A woman who was convicted of kidnapping Lady Gaga’s dogs in 2021 later sued the singer for not paying her the $500,000 reward for returning the dogs…and on Monday, a Los Angeles judge dismissed the suit altogether. The judge, Holly J. Fujie, didn’t mince words in her decision: “You can’t benefit from your own criminal act,” Fujie said to the plaintiff, convicted dog-napper Jennifer McBride, in court on Monday. “I have a problem with your position.”

In February 2021, three men attacked Gaga’s dog walker and stole her dogs, French bulldogs named Koji and Gustav, from him as he walked along Sunset Boulevard in broad daylight. McBride was dating the father of one of the dog-nappers at the time, and according to police, she accepted the dogs knowing they were stolen from the singer. McBride returned the dogs to Gaga in order to seek the $500,000 reward that the singer had advertised.

This is actually the first time in years I’ve thought about the kidnapping of Lady Gaga’s dogs, an event of global significance that momentarily stopped time when the news dropped in February 2021. I can’t lie, at the time I did lose sleep over whether Koji and Gustav would ever be reunited with their very worried mother. “My beloved dogs Koji and Gustav were taken in Hollywood two nights ago. My heart is sick and I am praying my family will be whole again with an act of kindness,” the singer wrote in an understandably frantic tweet at the time. “I will pay $500,000 for their safe return.”
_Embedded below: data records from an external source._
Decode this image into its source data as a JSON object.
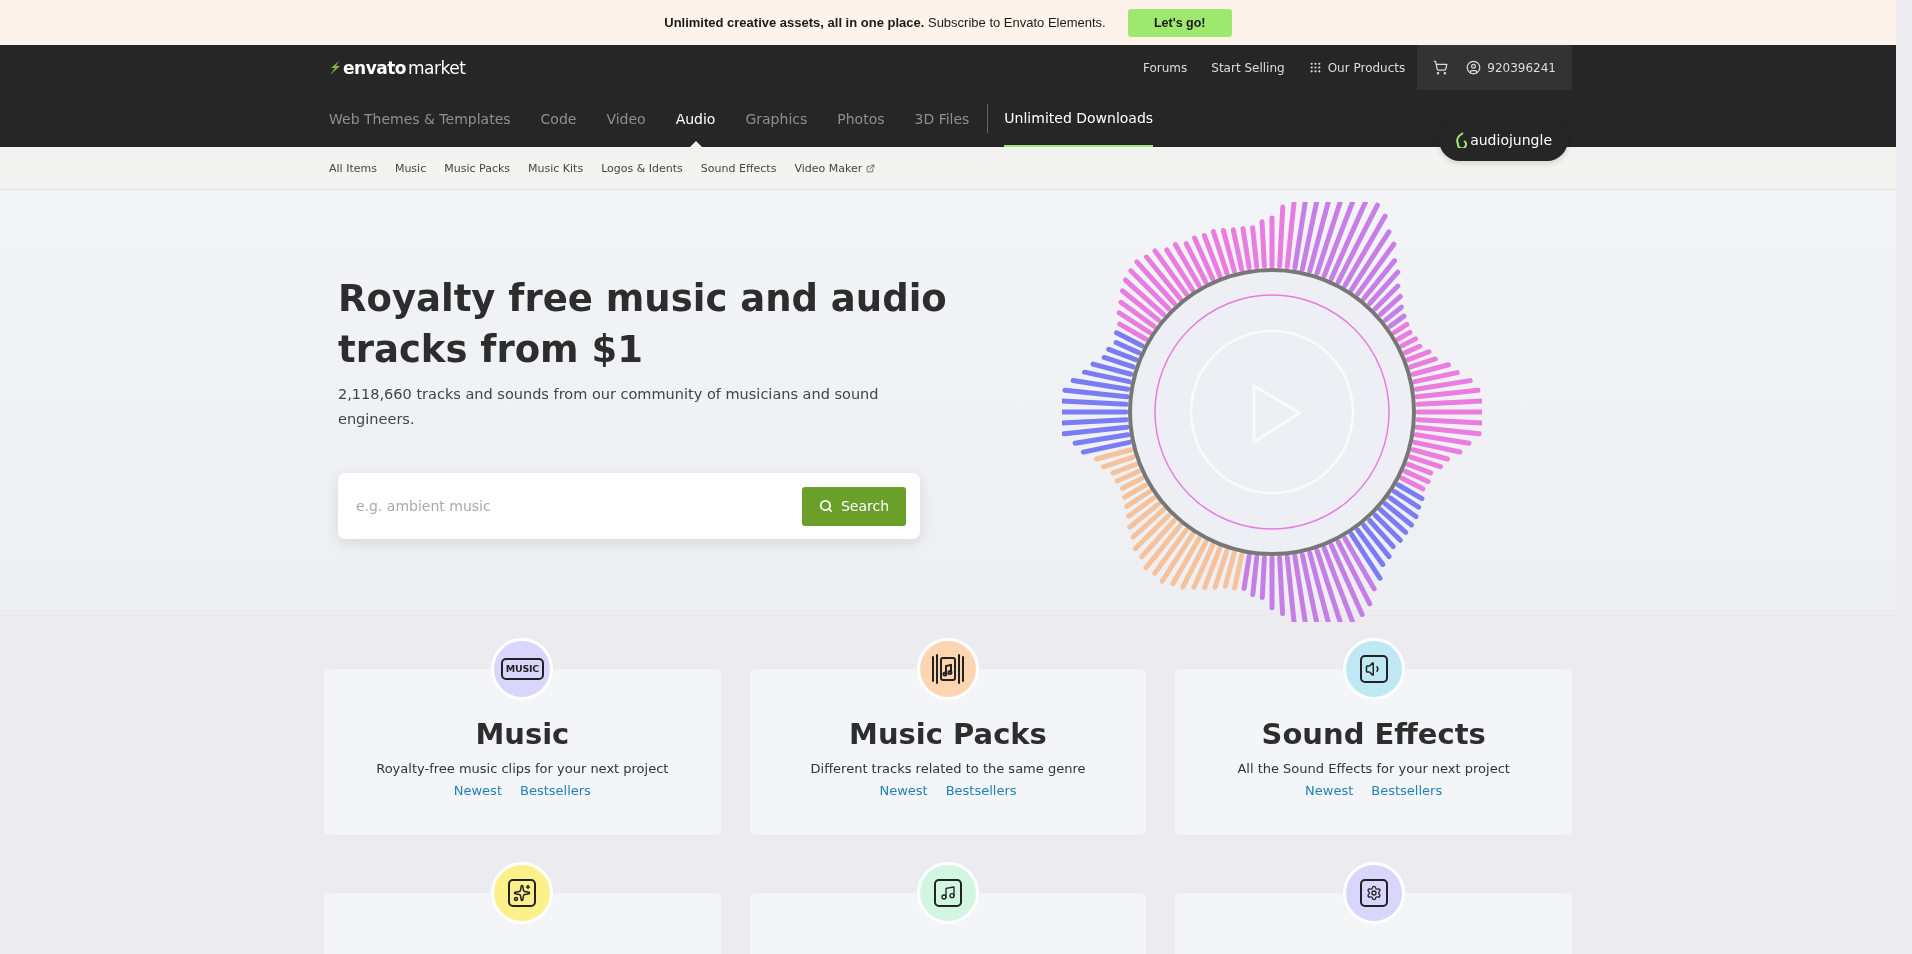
{
  "banner": {
    "text": "**Unlimited creative assets, all in one place.** Subscribe to Envato Elements.",
    "button": "Let's go!"
  },
  "header": {
    "logo": {
      "brand": "envato",
      "suffix": "market"
    },
    "links": [
      "Forums",
      "Start Selling"
    ],
    "products": "Our Products",
    "account": "920396241",
    "categories": [
      {
        "label": "Web Themes & Templates",
        "selected": false
      },
      {
        "label": "Code",
        "selected": false
      },
      {
        "label": "Video",
        "selected": false
      },
      {
        "label": "Audio",
        "selected": true
      },
      {
        "label": "Graphics",
        "selected": false
      },
      {
        "label": "Photos",
        "selected": false
      },
      {
        "label": "3D Files",
        "selected": false
      }
    ],
    "unlimited": "Unlimited Downloads",
    "site_badge": "audiojungle"
  },
  "sub_nav": [
    {
      "label": "All Items",
      "external": false
    },
    {
      "label": "Music",
      "external": false
    },
    {
      "label": "Music Packs",
      "external": false
    },
    {
      "label": "Music Kits",
      "external": false
    },
    {
      "label": "Logos & Idents",
      "external": false
    },
    {
      "label": "Sound Effects",
      "external": false
    },
    {
      "label": "Video Maker",
      "external": true
    }
  ],
  "hero": {
    "title": "Royalty free music and audio tracks from $1",
    "subtitle": "2,118,660 tracks and sounds from our community of musicians and sound engineers.",
    "search": {
      "placeholder": "e.g. ambient music",
      "button": "Search"
    }
  },
  "cards": [
    {
      "kind": "label",
      "icon_text": "MUSIC",
      "color": "#d8d6fd",
      "title": "Music",
      "description": "Royalty-free music clips for your next project",
      "links": [
        "Newest",
        "Bestsellers"
      ]
    },
    {
      "kind": "packs",
      "color": "#fdd5b1",
      "title": "Music Packs",
      "description": "Different tracks related to the same genre",
      "links": [
        "Newest",
        "Bestsellers"
      ]
    },
    {
      "kind": "sound",
      "color": "#bfe8f5",
      "title": "Sound Effects",
      "description": "All the Sound Effects for your next project",
      "links": [
        "Newest",
        "Bestsellers"
      ]
    },
    {
      "kind": "sparkle",
      "color": "#fbf08a"
    },
    {
      "kind": "note",
      "color": "#d3f6e3"
    },
    {
      "kind": "file-gear",
      "color": "#d8d6fd"
    }
  ]
}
At the end of last year, McBride was sentenced to two years of probation upon pleading no contest to knowingly receiving stolen property. Still, in February this year, McBride sued Gaga for fraud and breach of contract for not awarding her with half a million dollars for the dogs’ return.
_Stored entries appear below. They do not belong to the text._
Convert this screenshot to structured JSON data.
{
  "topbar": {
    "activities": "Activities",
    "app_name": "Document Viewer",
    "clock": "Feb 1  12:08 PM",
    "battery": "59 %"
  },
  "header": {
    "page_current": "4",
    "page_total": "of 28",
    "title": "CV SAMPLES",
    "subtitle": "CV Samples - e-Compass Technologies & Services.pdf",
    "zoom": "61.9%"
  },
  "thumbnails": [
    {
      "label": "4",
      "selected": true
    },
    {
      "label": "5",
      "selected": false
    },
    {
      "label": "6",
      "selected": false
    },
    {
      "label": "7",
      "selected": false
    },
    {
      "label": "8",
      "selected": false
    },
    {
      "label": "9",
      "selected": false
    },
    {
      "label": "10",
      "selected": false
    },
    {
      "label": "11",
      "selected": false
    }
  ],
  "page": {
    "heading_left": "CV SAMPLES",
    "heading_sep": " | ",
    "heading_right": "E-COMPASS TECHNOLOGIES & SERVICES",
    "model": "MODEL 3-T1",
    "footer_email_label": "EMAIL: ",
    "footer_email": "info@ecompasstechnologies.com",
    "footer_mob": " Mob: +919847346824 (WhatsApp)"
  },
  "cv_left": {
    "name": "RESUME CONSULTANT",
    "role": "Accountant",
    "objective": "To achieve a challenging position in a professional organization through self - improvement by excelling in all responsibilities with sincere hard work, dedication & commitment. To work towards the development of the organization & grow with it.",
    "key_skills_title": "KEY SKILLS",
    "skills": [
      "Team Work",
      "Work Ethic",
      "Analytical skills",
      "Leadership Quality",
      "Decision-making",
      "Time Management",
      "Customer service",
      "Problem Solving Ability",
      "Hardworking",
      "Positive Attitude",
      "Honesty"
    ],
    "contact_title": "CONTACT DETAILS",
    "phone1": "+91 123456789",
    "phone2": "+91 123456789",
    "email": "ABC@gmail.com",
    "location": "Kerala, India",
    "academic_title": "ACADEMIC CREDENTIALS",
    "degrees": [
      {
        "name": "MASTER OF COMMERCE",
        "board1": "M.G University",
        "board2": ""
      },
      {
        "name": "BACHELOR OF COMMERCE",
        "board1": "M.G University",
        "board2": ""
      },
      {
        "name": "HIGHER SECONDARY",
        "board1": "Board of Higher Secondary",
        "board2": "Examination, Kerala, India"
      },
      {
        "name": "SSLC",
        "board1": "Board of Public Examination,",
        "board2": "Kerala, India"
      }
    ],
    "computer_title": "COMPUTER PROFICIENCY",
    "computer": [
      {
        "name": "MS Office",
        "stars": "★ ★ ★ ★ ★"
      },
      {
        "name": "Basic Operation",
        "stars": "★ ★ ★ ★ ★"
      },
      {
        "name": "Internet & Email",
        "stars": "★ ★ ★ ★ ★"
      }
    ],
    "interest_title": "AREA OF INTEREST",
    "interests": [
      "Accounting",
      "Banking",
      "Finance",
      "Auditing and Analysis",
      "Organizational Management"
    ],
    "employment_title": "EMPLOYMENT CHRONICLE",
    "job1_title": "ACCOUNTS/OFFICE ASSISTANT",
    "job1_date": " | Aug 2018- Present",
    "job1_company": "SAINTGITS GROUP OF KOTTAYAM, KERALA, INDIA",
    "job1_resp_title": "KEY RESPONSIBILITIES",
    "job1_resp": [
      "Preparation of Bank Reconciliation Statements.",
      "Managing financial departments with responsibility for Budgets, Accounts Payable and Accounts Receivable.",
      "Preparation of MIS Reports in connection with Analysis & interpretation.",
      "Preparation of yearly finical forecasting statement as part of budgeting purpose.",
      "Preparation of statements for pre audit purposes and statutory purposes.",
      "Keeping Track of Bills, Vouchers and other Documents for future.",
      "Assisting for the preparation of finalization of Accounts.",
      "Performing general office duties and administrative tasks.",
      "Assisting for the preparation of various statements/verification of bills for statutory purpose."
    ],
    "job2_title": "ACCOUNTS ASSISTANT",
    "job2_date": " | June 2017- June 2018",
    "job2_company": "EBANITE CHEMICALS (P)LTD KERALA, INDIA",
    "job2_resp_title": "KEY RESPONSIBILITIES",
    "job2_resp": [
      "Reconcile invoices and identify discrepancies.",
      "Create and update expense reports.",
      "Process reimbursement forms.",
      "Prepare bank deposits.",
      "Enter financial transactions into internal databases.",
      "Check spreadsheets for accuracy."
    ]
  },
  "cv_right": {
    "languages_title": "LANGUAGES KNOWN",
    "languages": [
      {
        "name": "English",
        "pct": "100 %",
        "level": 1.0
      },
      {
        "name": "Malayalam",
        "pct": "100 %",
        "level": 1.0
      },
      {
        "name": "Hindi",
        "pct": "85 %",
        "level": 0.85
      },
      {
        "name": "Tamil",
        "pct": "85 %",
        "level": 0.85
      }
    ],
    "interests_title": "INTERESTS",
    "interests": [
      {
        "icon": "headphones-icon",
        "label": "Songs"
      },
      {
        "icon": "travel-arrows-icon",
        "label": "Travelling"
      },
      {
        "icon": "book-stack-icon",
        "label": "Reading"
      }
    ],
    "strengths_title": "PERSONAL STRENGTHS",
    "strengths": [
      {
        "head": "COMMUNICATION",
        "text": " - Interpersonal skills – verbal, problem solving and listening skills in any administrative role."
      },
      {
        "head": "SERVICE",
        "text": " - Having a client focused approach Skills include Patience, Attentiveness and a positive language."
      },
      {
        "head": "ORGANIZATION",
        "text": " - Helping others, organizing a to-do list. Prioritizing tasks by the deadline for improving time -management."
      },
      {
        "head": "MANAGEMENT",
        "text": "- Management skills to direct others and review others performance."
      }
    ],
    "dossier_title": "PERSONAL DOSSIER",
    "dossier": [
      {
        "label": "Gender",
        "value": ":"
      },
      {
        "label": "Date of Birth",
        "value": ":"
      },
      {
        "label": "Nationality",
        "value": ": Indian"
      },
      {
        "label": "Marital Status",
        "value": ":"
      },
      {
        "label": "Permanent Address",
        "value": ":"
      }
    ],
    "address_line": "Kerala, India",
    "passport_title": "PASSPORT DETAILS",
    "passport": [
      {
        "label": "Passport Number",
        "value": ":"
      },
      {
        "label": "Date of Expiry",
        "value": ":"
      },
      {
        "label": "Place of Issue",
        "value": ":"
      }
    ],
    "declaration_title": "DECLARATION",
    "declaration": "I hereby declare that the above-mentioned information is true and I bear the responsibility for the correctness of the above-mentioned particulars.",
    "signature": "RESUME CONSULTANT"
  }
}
Gaga filed a motion to dismiss McBride’s lawsuit by calling McBride’s claims innately flawed, given her literal criminal conviction for her role in the dogs’ kidnapping. “The law does not allow a person to commit a crime and then profit from it,” Gaga’s attorney wrote in a demurrer corresponding to McBride’s complaint last month.

Fujie sided with Gaga on Monday. The court’s order dismissing McBride’s lawsuit states that allowing the suit to move forward “would allow her to benefit from her admitted wrongdoing.”
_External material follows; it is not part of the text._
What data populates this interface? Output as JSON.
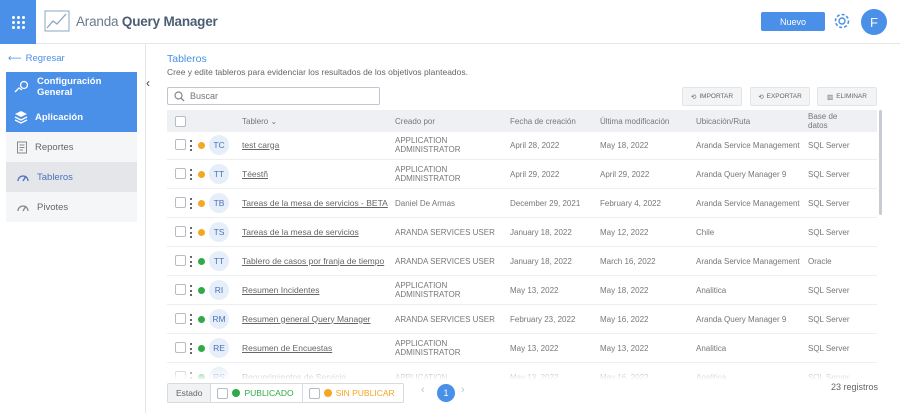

Gaga’s dog walker, Ryan Fischer, was briefly hospitalized from his injuries at the time—including being shot in the chest by a rubber bullet—but survived. Months after the attack, he spoke to Gayle King for an interview and said Gaga “helped me so much,” even allowing him to live in her home while he recovered, flying his family out to visit him there, and paying for trauma therapists for him.

With McBride’s lawsuit dismissed this week, it seems this whole saga is finally behind us.